Grabowski z Rady Polityki Pieniężnej, jeśli Polska w najbliższych
dwóch latach będzie kontynuowała obecną politykę pożyczania pieniędzy,
czeka nas kolejna zapaść finansów państwa. Znowu będzie potrzebna
jakaś prawica, żeby na krótko objąć władzę i uratować państwo. Można
dodać, że rząd J. Buzka nie tylko nie pożyczał, ale zaczął spłacać
pożyczki. Jeśli więc rząd L. Millera tylko w minionym miesiącu pożyczył
4 miliardy zł, to rząd Buzka za całą kadencję pożyczył jedynie 5
miliardów zł. Zadłużenie państwa spadło w tamtym okresie o 3%.
Jest jeszcze inny problem życia na kredyt, mianowicie
- widząc, jak rząd się zadłuża, podobnie postępuje się w państwowych
instytucjach i przedsiębiorstwach. Rosną więc długi szpitali, szkół,
instytucji publicznych, ZUS-u, urzędów pracy, a także hut, kopalń...

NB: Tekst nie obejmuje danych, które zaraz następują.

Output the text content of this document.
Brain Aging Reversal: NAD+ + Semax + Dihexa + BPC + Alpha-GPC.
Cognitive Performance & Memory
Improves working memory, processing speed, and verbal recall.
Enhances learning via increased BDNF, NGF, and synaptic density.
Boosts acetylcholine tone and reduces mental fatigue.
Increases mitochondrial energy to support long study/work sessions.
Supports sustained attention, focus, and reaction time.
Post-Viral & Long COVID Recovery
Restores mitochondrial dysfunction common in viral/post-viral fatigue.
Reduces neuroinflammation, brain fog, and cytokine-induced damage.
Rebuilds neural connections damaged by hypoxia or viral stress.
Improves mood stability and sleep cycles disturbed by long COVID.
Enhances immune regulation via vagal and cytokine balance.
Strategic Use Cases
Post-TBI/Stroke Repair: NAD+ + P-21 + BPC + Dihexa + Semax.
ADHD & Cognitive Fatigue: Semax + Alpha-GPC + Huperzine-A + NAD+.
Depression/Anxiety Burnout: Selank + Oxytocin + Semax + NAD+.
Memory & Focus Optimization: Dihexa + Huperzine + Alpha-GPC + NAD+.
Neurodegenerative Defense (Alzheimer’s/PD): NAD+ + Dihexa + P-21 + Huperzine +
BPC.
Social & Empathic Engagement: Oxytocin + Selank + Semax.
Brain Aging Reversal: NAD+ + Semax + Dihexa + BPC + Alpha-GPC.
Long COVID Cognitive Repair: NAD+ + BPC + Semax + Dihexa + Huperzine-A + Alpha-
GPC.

Wcześniej czy później i te długi będzie musiał rząd spłacić. O tym
długu wewnętrznym państwa mało się mówi, ponieważ jest poukrywany
w różnych miejscach. Dlatego z mieszanymi uczuciami odbieram troskę
L. Millera o polskie przedsiębiorstwa, jego domaganie się obniżki
stóp procentowych, a ostatnio prośbę do prezydenta o zwołanie rady
gabinetowej. Odwołanie L. Balcerowicza, czego domaga się Liga Polskich
Rodzin, skądinąd słuszne, nie jest lekarstwem na rozwój gospodarczy.
To jedynie młyn na wodę L. Millera, aby SLD mogło zarządzać wszystkimi
polskimi finansami, a więc także Bankiem Centralnym.
Nie tylko ja nie ufam L. Millerowi. Emeryci i renciści
są oburzeni wysokością waloryzacji swoich świadczeń, średnio o 2
zł miesięcznie. Słychać głosy, że zbojkotują przyjęcie tej upokarzającej
jałmużny i zwrócą otrzymaną kwotę na prywatny adres premiera. Biednieją
zresztą wszyscy. Jeszcze w minionym roku notowaliśmy 15-procentowe
tempo przyrostu oszczędności. W tym roku już więcej z banków zabieramy
niż odkładamy. Tymczasem trwa nadal wymiana kadr na "lepsze", bo
z nadania SLD. Przywracanie normalności zeszło już na poziom straży
pożarnych. Wymieniono dziesięciu komendantów wojewódzkich i komendanta
głównego. Czy następny będzie "komendant" Banku Centralnego?